An easy yet elegant pasta dish with the bright flavour of lemons combined with baby clams and spinach.
1 tbsp olive oil
2 cloves garlic, crushed
1 lemon
2 cups fresh chopped spinach or baby spinach
1 can baby clams, drained
pinch salt and pepper
150g brown rice vermicelli
1/2 cup grated parmesan cheese
Heat oil in a non-stick skillet over medium heat. Add garlic and saute for 1 minute. Add lemon juice and zest from the lemon, then add spinach and cook until wilted. Add clams, then salt and pepper. Heat through.
Place vermicelli noodles into a large bowl or baking dish and pour in enough boiling water to completely cover the noodles. Let stand for a few minutes until noodles are tender, then drain water and add noodles to the lemon mixture. Add parmesan and toss together, then return to stovetop until heated through.

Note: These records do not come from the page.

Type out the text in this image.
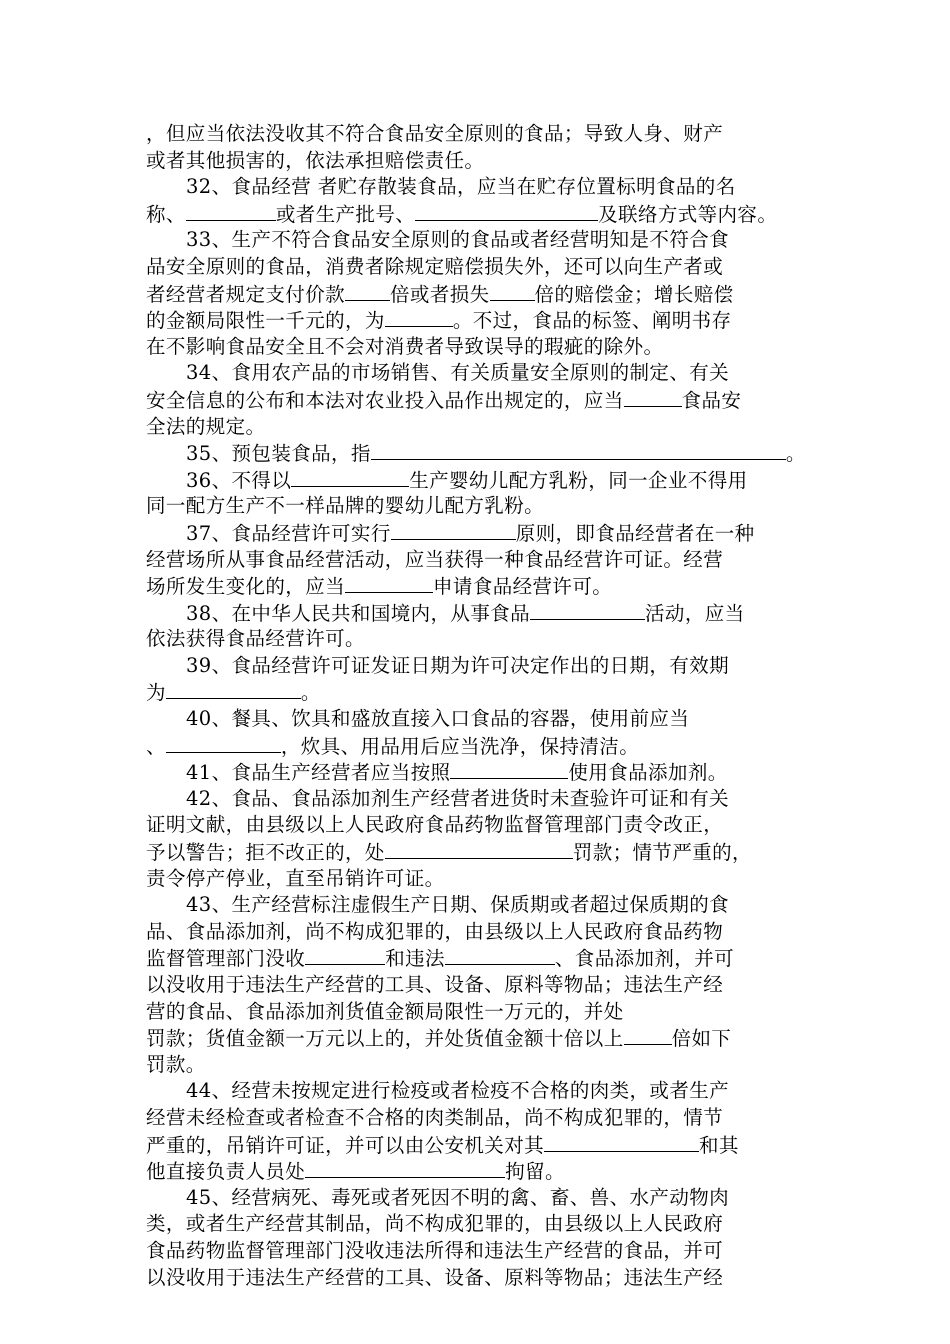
，但应当依法没收其不符合食品安全原则的食品；导致人身、财产
或者其他损害的，依法承担赔偿责任。
32、食品经营 者贮存散装食品，应当在贮存位置标明食品的名
称、	或者生产批号、	及联络方式等内容。
33、生产不符合食品安全原则的食品或者经营明知是不符合食
品安全原则的食品，消费者除规定赔偿损失外，还可以向生产者或
者经营者规定支付价款 倍或者损失 倍的赔偿金；增长赔偿
的金额局限性一千元的，为	。不过，食品的标签、阐明书存
在不影响食品安全且不会对消费者导致误导的瑕疵的除外。
34、食用农产品的市场销售、有关质量安全原则的制定、有关
安全信息的公布和本法对农业投入品作出规定的，应当	食品安
全法的规定。
35、预包装食品，指	。
36、不得以	生产婴幼儿配方乳粉，同一企业不得用
同一配方生产不一样品牌的婴幼儿配方乳粉。
37、食品经营许可实行	原则，即食品经营者在一种
经营场所从事食品经营活动，应当获得一种食品经营许可证。经营
场所发生变化的，应当	申请食品经营许可。
38、在中华人民共和国境内，从事食品	活动，应当
依法获得食品经营许可。
39、食品经营许可证发证日期为许可决定作出的日期，有效期
为	。
40、餐具、饮具和盛放直接入口食品的容器，使用前应当
、	，炊具、用品用后应当洗净，保持清洁。
41、食品生产经营者应当按照	使用食品添加剂。
42、食品、食品添加剂生产经营者进货时未查验许可证和有关
证明文献，由县级以上人民政府食品药物监督管理部门责令改正，
予以警告；拒不改正的，处	罚款；情节严重的，
责令停产停业，直至吊销许可证。
43、生产经营标注虚假生产日期、保质期或者超过保质期的食
品、食品添加剂，尚不构成犯罪的，由县级以上人民政府食品药物
监督管理部门没收	和违法	、食品添加剂，并可
以没收用于违法生产经营的工具、设备、原料等物品；违法生产经
营的食品、食品添加剂货值金额局限性一万元的，并处
罚款；货值金额一万元以上的，并处货值金额十倍以上 倍如下
罚款。
44、经营未按规定进行检疫或者检疫不合格的肉类，或者生产
经营未经检查或者检查不合格的肉类制品，尚不构成犯罪的，情节
严重的，吊销许可证，并可以由公安机关对其	和其
他直接负责人员处	拘留。
45、经营病死、毒死或者死因不明的禽、畜、兽、水产动物肉
类，或者生产经营其制品，尚不构成犯罪的，由县级以上人民政府
食品药物监督管理部门没收违法所得和违法生产经营的食品，并可
以没收用于违法生产经营的工具、设备、原料等物品；违法生产经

Brown rice vermicelli is typically used in Asian cuisine, but it also works well in any pasta dish as a substitute for Italian vermicelli or angel hair pasta. I like that it has the nutritional benefits of brown rice while still maintaining a light and airy texture.
I’m so in love with this recipe. It’s ridiculously simple so it makes a great weeknight meal, but also tastes sophisticated enough that you could serve it at a dinner party. Everyone enjoyed it, although Cole only liked the first bite and then changed his mind. I happily polished off the rest of his. We wouldn’t want it to go to waste, right?